A West Point grad, Messner served as an Army Ranger and was stationed in Germany during the Cold War. A native of Altoona, Pa., Messner started his own legal defense firm in Denver, Colo. and built it into a national business with 100 lawyers and multiple offices across the country.
He retired from the business last year and spent more than $4 million of his own money in this race.
Supporters of Bolduc had warned Shaheen would beat the “carpetbagger” Messner, as she did in 2014 in a race with former Massachusetts U.S. Sen. Scott Brown, who moved here permanently a short time before challenging her.
Bolduc was in the U.S. Army for 33 years, with 10 foreign deployments, five Bronze Stars and two Purple Hearts.
He was one of the first troops sent to Afghanistan after the 9-11 attacks and was part of a horseback-riding team that beat back the Taliban.
President Donald Trump’s endorsement of Messner was one of the major flash points in the campaign.
In response, Bolduc initially said “party bosses” and the “super-wealthy” were trying to substitute their judgment for that of 1st District voters.
Bolduc soon clarified that the president was free to endorse who he wanted but voters would reward him.
Bolduc was outspent by up to 5-1 in the race, though he raised more in personal donations than Messner.
The Senate Conservatives Fund backed Bolduc a year ago, and the candidate won over many individual veteran leaders, along with former Florida Gov.

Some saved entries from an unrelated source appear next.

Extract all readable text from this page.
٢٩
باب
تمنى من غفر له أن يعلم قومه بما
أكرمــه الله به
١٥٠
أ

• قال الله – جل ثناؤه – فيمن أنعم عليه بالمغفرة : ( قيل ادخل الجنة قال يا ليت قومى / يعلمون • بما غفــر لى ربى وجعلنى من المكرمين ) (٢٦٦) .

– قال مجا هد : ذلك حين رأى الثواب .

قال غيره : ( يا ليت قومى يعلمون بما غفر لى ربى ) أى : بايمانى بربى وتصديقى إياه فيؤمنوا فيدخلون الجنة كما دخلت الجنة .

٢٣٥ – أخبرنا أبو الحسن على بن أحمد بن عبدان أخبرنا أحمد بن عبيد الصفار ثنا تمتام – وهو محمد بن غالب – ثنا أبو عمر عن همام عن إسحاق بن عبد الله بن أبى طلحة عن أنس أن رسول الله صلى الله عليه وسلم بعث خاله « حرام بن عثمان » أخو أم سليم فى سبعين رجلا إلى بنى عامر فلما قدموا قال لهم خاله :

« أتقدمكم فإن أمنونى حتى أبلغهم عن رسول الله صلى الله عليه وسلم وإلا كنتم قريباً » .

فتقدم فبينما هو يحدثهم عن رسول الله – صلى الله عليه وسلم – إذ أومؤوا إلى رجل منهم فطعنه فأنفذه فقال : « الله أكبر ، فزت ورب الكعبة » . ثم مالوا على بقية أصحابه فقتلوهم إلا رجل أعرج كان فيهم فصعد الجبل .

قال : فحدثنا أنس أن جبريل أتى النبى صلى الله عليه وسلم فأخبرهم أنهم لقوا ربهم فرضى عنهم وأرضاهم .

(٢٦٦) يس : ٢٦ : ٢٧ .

Jeb Bush and Sen. Tom Cotton, R-Ark.
Among the GOP leaders backing Bolduc were Executive Councilor Ted Gatsas and former Manchester Mayor Ray Wieczorek, as well as former House Speaker Doug Scamman.
Those supporting Messner included four state senators and about 30 state representatives, along with former House Speaker Bill O’Brien of Nashua and 2019 Manchester mayoral candidate Victoria Sullivan.
A month before the primary, Bolduc attracted the criticism of some gay rights groups when his digital ad contained what they claimed was a homophobic slur.
“I didn’t spend my life defending this country to let a bunch of liberal socialist pansies squander it away,” Bolduc said.
Later he defended the term as referring to liberal Democrats who were “weak.”
Throughout the race, Messner largely ignored Bolduc and kept his focus on Shaheen, attacking her as a former governor who became more wealthy after moving to Capitol Hill.
Bolduc and Messner shared similar positions with Trump on the key issues of the day, supporting a crackdown against illegal immigration, more restrictions on legal abortions and a tougher trade stance with China.